David> We have been driving one of the trends which has been the growth of the direct-to-client creative production agency. However in 2019 there are many competing trends which is causing a fair bit of head scratching sometimes: price driven decoupling versus supporting local brands and economies, clients in-housing work at the same time as working with more specialists, everybody talking about AI, bots and programmatic but still wanting more authentic, real, human experiences and lastly the growth of environmental consciousness and purpose based marketing.
LBB> What role does data play in all of that? And how do you make sure you're getting accurate data to help you make decisions?
David> I used to work for a direct marketing business and data was the big driver, however nowadays the sheer amount of data produced by one individual consumer, in one day, boggles the mind. So the question I always ask is what lens, what organisational structure, are you going to put over that data to allow you to see insights clearly and in what time frame.
In the creative production world much of our data is based on cost, time, resource, workflow. The customer data tends to be managed by other parts of the ecosystem but with real-time advertising and personalisation that is changing. Getting accurate business data is sometimes hard and getting it in a digestible form is something that people struggle with. So I ask my teams for are graphic representations of data and data visualisation that allows you to see trends more easily.
LBB> How would you characterise the talent pool as you see it right now, both in London and on a more global scale – are there any problems you think need to be addressed here?
David> We do struggle to recruit the right kind of people as we do like polymaths! There is a growing trend to freelancing particularly in the digital sphere and this also has an inflationary effect and in turn then drives you to look at moving the work to lower cost locations. The world economy is changing faster than I think anyone realises so the work people do, where they do it and how, is changing.
If you look at entrepreneurs today – when they start they are all over producing their own content, writing their own social posts, configuring their own websites, managing their own PPC and media and are much more generalist in their approach. People leaving college will look at our industry and expect to do more than just manage one discipline of the media production business. We can’t put people in boxes and expect them to stay there. We have always been a diverse International bunch at Hogarth but I think we need even more diverse media backgrounds and career paths to stop us becoming institutionalised by the old agency world.

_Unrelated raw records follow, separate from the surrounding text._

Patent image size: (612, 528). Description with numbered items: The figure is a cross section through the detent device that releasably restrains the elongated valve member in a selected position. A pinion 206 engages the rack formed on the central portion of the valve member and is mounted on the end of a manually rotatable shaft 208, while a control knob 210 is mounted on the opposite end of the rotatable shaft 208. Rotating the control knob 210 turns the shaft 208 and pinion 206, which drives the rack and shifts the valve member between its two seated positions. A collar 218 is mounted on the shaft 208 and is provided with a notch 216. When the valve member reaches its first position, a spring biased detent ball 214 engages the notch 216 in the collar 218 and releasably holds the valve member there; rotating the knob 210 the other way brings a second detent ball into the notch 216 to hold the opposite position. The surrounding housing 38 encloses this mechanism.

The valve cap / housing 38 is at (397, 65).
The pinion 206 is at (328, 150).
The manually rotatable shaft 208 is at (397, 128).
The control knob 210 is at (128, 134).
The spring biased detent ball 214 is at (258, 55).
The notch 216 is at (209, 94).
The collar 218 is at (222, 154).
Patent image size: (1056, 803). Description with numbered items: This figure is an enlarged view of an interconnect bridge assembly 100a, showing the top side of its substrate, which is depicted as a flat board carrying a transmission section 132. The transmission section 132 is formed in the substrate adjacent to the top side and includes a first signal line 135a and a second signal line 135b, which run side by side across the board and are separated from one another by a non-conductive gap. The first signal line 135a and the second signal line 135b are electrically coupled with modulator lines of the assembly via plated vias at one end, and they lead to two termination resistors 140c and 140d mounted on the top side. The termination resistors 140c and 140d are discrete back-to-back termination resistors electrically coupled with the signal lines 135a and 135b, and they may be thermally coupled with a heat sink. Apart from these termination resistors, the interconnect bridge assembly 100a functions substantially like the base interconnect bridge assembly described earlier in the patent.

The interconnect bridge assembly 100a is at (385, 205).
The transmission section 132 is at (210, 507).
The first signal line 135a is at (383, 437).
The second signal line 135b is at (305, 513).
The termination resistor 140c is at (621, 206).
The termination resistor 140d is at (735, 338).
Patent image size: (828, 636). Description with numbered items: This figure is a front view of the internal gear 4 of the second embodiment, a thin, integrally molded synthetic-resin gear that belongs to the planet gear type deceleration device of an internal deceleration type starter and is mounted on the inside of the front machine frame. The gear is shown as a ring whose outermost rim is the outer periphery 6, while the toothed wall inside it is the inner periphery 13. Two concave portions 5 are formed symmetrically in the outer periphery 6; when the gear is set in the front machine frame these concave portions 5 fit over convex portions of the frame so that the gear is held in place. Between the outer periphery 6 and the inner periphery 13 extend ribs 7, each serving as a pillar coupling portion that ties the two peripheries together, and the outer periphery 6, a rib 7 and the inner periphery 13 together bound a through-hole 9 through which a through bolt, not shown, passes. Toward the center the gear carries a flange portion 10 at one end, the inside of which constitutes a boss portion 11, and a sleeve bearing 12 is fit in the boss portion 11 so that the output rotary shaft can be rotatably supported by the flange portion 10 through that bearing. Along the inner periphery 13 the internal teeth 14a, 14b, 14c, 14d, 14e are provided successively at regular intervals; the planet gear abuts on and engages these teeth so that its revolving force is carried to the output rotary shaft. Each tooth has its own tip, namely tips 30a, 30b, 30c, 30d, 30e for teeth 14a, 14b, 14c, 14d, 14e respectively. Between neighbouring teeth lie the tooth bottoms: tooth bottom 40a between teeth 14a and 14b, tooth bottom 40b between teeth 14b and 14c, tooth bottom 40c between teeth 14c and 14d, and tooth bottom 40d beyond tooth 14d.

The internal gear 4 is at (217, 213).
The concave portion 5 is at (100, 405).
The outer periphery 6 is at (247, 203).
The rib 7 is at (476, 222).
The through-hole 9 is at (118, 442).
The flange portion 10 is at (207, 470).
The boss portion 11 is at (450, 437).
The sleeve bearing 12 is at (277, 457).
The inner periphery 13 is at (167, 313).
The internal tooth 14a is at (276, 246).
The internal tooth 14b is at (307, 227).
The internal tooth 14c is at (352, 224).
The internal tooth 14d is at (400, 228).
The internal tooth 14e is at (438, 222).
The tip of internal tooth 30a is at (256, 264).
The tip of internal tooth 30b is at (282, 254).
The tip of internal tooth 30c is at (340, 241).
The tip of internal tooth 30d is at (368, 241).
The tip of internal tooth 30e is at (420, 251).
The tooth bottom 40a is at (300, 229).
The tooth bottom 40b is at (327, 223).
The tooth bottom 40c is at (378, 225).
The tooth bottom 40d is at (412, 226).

LBB> Hogarth was recently announced as part of the cross-company team that will take on the new VW business. How do you see your role in that moving forward?
David> I used to work on VW at Proximity and it’s a great brand. WPP has a unique opportunity with that client. We will be supporting the WPP team across many parts of the business but it’s early days but our engines are running.
LBB> WPP has been through a period of drastic change over the past year. How has that impacted Hogarth and your place in the business landscape?
David> We were lucky in some ways as there were not too many competing WPP businesses in our sector and we talked about ourselves as the horizontal production ‘backbone for WPP’ across agency brands so our agency partnerships are changing fast in a good way to being multimedia content production hubs – for the likes of Wunderman Thompson, VMLY&R and Ogilvy. So there is a lot of change both at WPP and closer to home but change is a constant and you have to roll with it I guess.
LBB> What do you do outside of work to keep your fires stoked? (I saw a tweet about the Beastie Boys' Licensed to Ill. Hip hop fan?)
David> I mainly like to be outdoors all the time at weekends with my family and dogs. This year I am planning on surfing more and better, more exercise, more yoga. My family are avoiding supermarket meat and associated packaging (still eating meat, but healthier, better managed animals). Music – yes as a result of listening to too much old school hip hop with my son – he now fires a whole lot of lyrics back at me, better than I ever could, which is really annoying!